Salâhaddin Eyyûbî, ırk itibariyle ne Kürt, ne de Türktür. Dedesinin babası Mervan, tarihçi İbni Haldun’a göre Himyer soyundan bir Arabdır. Azerbaycan’ın Düvin şehrinde Revâdiye aşiretinin reisi idi. Sonra Selçuklu atabeyleri tarafından Kuzey Irak’taki Tikrit'e kale muhafızı tayin edildi. Revâdîler, Kafkasya’ya da sonradan gelmişlerdir. Asılları Yemen’den Basra’ya gelip yerleşen bir Arap aşiretidir. Zamanla Kürt Hizbânê cemaati arasında yaşayarak Kürtleşmiştir. İbni Hallikan, İbni Esîr ve Şerefhan da böyle söyler. Salâhaddin’in annesi Türk idi. Nitekim kardeşlerinin Turanşah, Tuğtekin, Tokuş, Böri gibi otantik Türk isimleri taşıması tesadüfî değildir. Eniştesi Erbil Emiri Muzaffereddin Gökbörî idi. Parlak Mevlid cemiyetleri tertiplemesiyle tanınmıştır. Zevcesi Nureddin Zengi’nin dulu idi.
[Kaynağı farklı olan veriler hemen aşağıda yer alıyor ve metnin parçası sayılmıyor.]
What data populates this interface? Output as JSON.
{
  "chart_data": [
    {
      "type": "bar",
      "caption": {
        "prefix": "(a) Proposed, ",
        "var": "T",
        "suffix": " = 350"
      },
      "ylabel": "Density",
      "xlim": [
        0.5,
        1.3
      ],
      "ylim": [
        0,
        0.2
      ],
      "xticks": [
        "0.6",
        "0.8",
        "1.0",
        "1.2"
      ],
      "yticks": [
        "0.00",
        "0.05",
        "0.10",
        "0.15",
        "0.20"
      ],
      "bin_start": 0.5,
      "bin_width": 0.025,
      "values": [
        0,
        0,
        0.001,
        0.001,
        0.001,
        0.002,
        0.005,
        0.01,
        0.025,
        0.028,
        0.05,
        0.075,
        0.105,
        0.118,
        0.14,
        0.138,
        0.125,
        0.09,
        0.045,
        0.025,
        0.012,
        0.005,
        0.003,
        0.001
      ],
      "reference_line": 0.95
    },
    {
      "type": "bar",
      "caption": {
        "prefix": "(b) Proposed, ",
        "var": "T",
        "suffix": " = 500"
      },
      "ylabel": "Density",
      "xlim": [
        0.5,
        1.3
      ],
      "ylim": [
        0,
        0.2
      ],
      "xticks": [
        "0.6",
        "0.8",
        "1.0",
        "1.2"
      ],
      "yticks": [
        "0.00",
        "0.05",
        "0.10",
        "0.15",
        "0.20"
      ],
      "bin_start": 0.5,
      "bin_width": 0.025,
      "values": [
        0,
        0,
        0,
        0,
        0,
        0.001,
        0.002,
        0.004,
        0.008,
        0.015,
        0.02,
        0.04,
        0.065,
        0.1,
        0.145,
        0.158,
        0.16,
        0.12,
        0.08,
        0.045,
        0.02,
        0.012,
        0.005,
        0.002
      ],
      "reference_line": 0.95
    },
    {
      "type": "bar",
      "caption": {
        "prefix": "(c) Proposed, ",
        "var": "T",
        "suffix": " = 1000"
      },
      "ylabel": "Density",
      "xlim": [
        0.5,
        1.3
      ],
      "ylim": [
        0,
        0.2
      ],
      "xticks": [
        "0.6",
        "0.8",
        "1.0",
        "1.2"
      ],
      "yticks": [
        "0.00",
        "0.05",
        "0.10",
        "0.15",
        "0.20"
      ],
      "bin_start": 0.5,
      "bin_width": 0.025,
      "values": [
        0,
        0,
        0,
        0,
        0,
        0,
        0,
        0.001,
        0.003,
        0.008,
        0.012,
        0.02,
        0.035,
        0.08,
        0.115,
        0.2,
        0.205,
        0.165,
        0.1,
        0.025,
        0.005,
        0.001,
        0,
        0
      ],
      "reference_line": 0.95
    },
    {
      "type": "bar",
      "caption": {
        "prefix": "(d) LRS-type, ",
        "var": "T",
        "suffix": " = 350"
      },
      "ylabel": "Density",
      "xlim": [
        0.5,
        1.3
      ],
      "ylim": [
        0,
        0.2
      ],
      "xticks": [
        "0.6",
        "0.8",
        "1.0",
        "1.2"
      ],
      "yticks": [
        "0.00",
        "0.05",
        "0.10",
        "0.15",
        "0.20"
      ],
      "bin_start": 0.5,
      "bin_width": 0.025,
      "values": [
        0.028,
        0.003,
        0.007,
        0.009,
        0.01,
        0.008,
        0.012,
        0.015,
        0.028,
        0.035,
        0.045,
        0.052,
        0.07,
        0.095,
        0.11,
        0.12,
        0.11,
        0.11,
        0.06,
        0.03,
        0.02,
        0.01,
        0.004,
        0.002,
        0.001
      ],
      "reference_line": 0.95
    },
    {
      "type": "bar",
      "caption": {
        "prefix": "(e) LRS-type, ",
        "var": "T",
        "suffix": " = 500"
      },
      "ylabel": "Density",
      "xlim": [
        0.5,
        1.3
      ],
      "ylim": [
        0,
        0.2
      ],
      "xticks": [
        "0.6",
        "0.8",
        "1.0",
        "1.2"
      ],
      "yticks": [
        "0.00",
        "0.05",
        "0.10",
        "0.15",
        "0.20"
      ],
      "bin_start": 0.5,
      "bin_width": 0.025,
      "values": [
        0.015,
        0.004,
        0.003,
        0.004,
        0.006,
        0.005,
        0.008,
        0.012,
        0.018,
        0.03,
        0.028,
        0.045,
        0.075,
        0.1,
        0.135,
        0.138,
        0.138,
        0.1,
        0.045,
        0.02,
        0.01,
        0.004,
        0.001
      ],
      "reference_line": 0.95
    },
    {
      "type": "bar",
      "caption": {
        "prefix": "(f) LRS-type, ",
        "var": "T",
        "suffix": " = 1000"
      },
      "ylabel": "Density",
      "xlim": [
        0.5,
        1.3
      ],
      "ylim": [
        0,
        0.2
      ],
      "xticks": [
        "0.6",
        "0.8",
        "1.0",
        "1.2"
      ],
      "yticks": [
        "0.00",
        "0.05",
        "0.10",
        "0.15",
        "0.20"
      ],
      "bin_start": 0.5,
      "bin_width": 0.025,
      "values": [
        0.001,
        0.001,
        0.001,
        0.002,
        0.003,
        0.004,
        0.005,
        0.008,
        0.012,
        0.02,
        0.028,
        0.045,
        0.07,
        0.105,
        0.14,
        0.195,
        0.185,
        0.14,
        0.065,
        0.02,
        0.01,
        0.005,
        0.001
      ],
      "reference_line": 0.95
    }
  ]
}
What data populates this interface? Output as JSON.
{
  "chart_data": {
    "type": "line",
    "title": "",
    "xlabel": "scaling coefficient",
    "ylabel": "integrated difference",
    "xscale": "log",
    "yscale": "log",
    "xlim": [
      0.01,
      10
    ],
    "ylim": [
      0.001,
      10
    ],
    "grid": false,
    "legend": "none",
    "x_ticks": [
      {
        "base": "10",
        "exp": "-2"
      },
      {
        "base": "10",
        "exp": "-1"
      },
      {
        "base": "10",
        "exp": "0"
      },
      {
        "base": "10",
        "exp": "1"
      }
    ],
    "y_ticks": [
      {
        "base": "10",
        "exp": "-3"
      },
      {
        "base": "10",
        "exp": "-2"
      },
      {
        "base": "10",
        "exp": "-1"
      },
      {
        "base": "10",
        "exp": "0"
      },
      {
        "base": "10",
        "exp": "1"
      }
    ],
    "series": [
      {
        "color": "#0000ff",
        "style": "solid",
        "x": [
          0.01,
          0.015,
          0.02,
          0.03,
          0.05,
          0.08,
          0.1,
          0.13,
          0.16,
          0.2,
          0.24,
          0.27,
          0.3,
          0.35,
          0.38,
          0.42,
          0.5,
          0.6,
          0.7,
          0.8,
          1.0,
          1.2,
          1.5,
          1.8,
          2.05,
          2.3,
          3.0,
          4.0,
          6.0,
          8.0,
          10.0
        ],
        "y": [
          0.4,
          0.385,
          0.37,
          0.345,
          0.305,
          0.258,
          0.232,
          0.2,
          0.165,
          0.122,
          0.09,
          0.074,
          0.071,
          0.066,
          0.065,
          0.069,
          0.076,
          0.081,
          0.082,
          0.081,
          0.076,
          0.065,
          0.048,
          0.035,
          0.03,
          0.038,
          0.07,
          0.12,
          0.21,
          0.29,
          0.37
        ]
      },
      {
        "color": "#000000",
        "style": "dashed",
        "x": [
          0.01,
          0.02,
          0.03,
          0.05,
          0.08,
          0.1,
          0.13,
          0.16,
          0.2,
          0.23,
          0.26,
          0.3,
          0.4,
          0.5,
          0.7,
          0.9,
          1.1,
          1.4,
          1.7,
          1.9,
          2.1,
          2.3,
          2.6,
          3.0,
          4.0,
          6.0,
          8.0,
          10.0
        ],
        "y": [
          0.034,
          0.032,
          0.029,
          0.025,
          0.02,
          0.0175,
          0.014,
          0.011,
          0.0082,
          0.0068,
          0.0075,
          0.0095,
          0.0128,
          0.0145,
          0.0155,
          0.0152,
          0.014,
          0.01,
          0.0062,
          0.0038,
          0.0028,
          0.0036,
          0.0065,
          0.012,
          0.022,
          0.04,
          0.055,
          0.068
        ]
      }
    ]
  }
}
Salâhaddin, Kürtleşmiş bir Arab ailesinden gelmekle beraber, yaşadığı vasat itibariyle Türkçe konuşuyordu. Selçuklu Atabeylerinden vazife almıştır. Umumi kaidelere göre biyografisi verildiği zaman “Selçuklu devlet adamı” denilmektedir. İmparatorluklarda devlet adamlarının, hatta hükümdarların bile muayyen bir ırktan olması bahis mevzuu değildir. Bugün milliyetçi Kürtlerin çok sahip çıktığı Salâhaddin Eyyûbî, bu sebeplerden dolayı tarihî bakımdan Türk sayılıyor. Mısır ve Suriye’de kurduğu Eyyûbî Devleti ise tam bir Arap devleti karakterindedir. Bu yüksek şahsiyet, bütün Müslümanlar için iftihar kaynağı olduğu gibi, dünya tarihinde de parlak bir nâm ile anılmaktadır. Salâhaddin Eyyûbî’ye bu sual sorulsa idi, muhtemelen şaşırır,“Elhamdülillah Müslümanım” derdi.
Prof. Dr. Ekrem Buğra Ekinci
Bu yolda ve bu uğurda beraber olmak dileğiyle…
"Ne yanar kimse bana âteş-i dilden özge
Ne açar kimse kapım bâd-ı sabâdan gayrı"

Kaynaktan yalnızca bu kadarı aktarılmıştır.